So this is what I envisage:

1) Bees will learn to use 3D printers, but this is an evolutionary scenario they have been ready for some time;

2) The appearance of American-Western like outlaws who started selling Winchester rifles to Indians, an activity that was then prosecuted, but from a moral historical point of view it is certainly not condemnable. In the near future, these guys will provide super fractal beehives to bees from whom, if we think about it, how much honey have we stolen without giving them anything in return?

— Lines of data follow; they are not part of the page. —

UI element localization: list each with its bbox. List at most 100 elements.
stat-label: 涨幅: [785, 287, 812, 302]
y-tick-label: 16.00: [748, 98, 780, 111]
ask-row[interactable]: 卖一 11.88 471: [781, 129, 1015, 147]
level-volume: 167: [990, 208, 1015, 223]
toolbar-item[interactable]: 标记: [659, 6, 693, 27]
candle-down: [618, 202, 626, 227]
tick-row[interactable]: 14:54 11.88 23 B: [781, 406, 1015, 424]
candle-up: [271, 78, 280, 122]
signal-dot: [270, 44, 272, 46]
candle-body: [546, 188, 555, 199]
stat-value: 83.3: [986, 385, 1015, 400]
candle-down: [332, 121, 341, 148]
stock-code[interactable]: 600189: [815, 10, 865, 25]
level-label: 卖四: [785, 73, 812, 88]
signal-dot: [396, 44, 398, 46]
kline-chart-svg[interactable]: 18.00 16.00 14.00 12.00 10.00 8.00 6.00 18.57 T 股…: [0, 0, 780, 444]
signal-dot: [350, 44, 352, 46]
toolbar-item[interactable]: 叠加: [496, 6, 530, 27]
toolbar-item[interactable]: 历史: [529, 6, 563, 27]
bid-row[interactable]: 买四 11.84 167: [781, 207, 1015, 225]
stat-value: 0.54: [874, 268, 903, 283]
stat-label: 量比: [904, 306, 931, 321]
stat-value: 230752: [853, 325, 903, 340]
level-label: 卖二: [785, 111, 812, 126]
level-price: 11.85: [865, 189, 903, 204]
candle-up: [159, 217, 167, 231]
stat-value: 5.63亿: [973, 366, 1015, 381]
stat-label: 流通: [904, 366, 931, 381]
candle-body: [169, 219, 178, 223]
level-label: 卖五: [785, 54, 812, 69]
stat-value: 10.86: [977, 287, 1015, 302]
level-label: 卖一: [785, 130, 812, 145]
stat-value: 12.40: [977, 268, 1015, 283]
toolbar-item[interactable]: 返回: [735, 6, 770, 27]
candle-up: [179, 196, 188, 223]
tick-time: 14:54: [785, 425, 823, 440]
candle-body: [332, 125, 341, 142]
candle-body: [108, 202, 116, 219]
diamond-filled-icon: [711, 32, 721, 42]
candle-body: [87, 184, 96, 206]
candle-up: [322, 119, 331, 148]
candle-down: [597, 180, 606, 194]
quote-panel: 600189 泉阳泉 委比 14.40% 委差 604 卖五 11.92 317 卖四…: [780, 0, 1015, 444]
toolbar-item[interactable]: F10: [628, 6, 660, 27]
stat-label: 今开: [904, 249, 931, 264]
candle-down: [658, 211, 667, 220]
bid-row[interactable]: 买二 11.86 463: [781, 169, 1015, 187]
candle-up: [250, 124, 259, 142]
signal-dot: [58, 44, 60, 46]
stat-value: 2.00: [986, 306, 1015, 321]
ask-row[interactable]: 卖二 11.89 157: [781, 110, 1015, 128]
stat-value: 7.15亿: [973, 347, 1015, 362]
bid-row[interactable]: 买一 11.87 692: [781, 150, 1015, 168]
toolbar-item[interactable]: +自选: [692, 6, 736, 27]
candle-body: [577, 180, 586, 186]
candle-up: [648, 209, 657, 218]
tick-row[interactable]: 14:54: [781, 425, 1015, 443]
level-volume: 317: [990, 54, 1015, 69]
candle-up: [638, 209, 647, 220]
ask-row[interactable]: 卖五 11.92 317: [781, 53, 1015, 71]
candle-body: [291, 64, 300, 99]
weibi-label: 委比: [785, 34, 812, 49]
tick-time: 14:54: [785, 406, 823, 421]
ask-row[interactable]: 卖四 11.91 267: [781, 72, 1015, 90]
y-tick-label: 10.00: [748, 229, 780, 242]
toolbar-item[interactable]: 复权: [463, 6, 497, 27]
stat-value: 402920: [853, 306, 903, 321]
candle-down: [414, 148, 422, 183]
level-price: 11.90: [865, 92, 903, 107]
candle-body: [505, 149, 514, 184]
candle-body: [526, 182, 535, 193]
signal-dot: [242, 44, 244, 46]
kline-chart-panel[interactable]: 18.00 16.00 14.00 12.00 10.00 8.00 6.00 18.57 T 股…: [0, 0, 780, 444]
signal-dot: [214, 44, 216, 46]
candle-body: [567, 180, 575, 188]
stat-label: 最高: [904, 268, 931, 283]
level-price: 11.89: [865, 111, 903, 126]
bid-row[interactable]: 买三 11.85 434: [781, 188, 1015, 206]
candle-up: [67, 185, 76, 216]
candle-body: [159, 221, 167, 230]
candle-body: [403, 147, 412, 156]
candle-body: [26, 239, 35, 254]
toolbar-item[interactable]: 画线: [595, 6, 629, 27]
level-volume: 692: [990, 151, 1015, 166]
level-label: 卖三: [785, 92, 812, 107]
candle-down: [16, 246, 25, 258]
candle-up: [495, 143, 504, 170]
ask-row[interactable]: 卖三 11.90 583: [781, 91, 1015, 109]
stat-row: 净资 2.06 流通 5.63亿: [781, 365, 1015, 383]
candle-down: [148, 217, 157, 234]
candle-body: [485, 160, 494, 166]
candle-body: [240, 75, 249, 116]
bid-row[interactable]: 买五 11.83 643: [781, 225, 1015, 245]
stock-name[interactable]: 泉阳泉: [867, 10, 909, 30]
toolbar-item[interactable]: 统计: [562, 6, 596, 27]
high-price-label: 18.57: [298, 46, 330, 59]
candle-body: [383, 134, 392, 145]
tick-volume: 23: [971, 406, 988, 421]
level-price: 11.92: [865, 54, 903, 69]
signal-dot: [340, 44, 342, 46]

And then we move on to moles. Their penchant for using 3D printers is culturally physiological. But in this case, printers can be used in a very dangerous way. Indeed, moles dig underground tunnels. A portion of these tunnels is located at 20-30 cm under the surface, but this a tiny portion, while 80% of tunnels can reach down to 10 m underground, a very hard job since we must bear in mind that all the soil dug must be removed. The use of 3D printers – we must remember that in the construction sector it is already producing interesting results – can cause a very efficient building reversal. Moles could just dig soil creating a space where they could use a printer, which, powered by the very dug soil, could build the entire tunnel structure. The problem is that moles can’t see, so by not perceiving the Escherian structure build by the printer, they could lose control of the project execution thus creating underground giant hollow and extremely fragile structures. Bearing in mind that moles are one of the least endangered animals, we are presented with a scenario where the planet could implode thus reducing its radius even by a third leading inevitably to the emission of soil into space. The planet’s mass would change, it would no longer be able to exert its gravitational force on the Moon and its orbit around the Sun could change dramatically and we could end up hitting Mars. Thus not everyone should be allowed to use 3D printers.